The fish came on the last morning of a four day trip to East lake.
The temperature that morning was very cold compared to the last couple mornings, but more what you would expect for early June at that elevation. I had been on the water since well before dawn and was enduring what is typically the coldest part of the morning as the sun started to break. I was yet to get a bite this morning and I kept telling myself "one more pass", "this is prime time", and "any minute now it could
happen".
An hour later as I reached the end of one of my runs, I reluctantly turned my boat towards shore knowing that it was time to get on the road. Next thing I know, WHAM! My rod buries in the water, literally the
top three guides were submerged in water when I grabbed the rod from the holder. My whole body began to tremble from the excitement (and the cold) as I felt his head shake, and watched the line zing off my spool.
After three days of nothing over the three pound mark I was overcome with both joy, and excitement as I battled this fish. It is the only time I have experienced "buck fever" on a fish.
After several minutes I was able to calm down a little and breath a sigh of relief as i got that first wrap of fluorocarbon on my reel.
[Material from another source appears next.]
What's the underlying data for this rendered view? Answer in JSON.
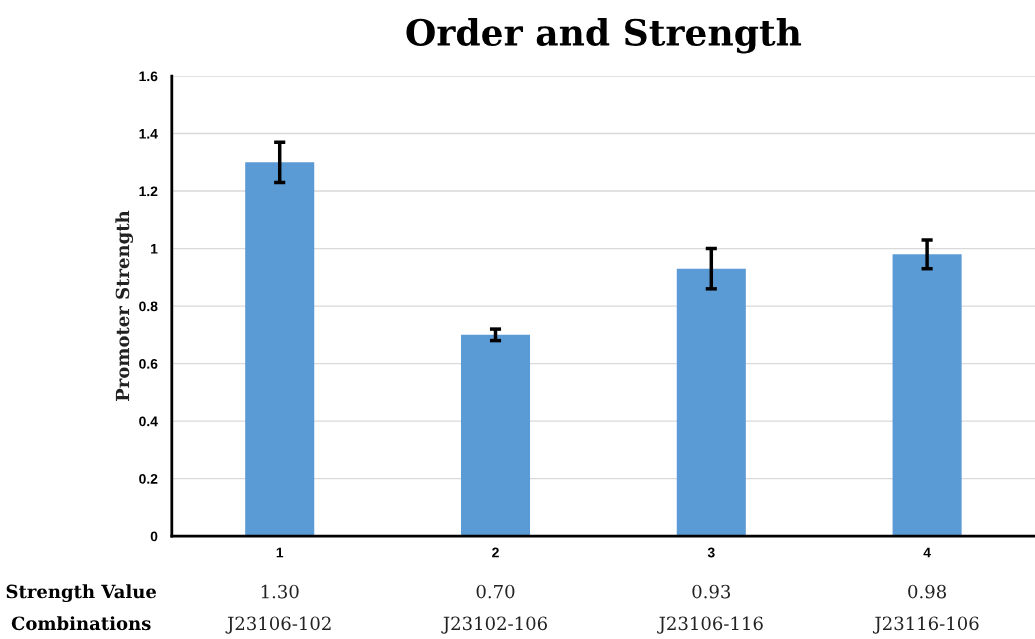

Come on, just one hundred feet to go I told myself. The battle endured with me
gaining slowly but surely, all the while he stayed deep never giving me a glimpse of him. My mind was racing, ten pounds, fifteen pounds, twenty? Then, finally through the crystal clear waters shape and color started to
form, but as quickly as they appeared they vanished with a splash of a tail as I watched another thirty feet of line peel off my reel. Twice more he did this vanishing act before he gave up his fight and slipped into my
net.
I still remember how my eyes fixed on that large hooked jaw getting closer and closer until my net was finally able to reach him.
I weighed him after he spat out a eight inch chub and he totaled eight pounds six ounces, and taped twenty six and a half inches. Not the twenty pounds I'd dreamed of, but I was definitely satisfied.
I don't know what was harder, the fight or the release, it was definitely bittersweet watching him swim away. I've since caught bigger browns, but it's that first one that I'll always remember.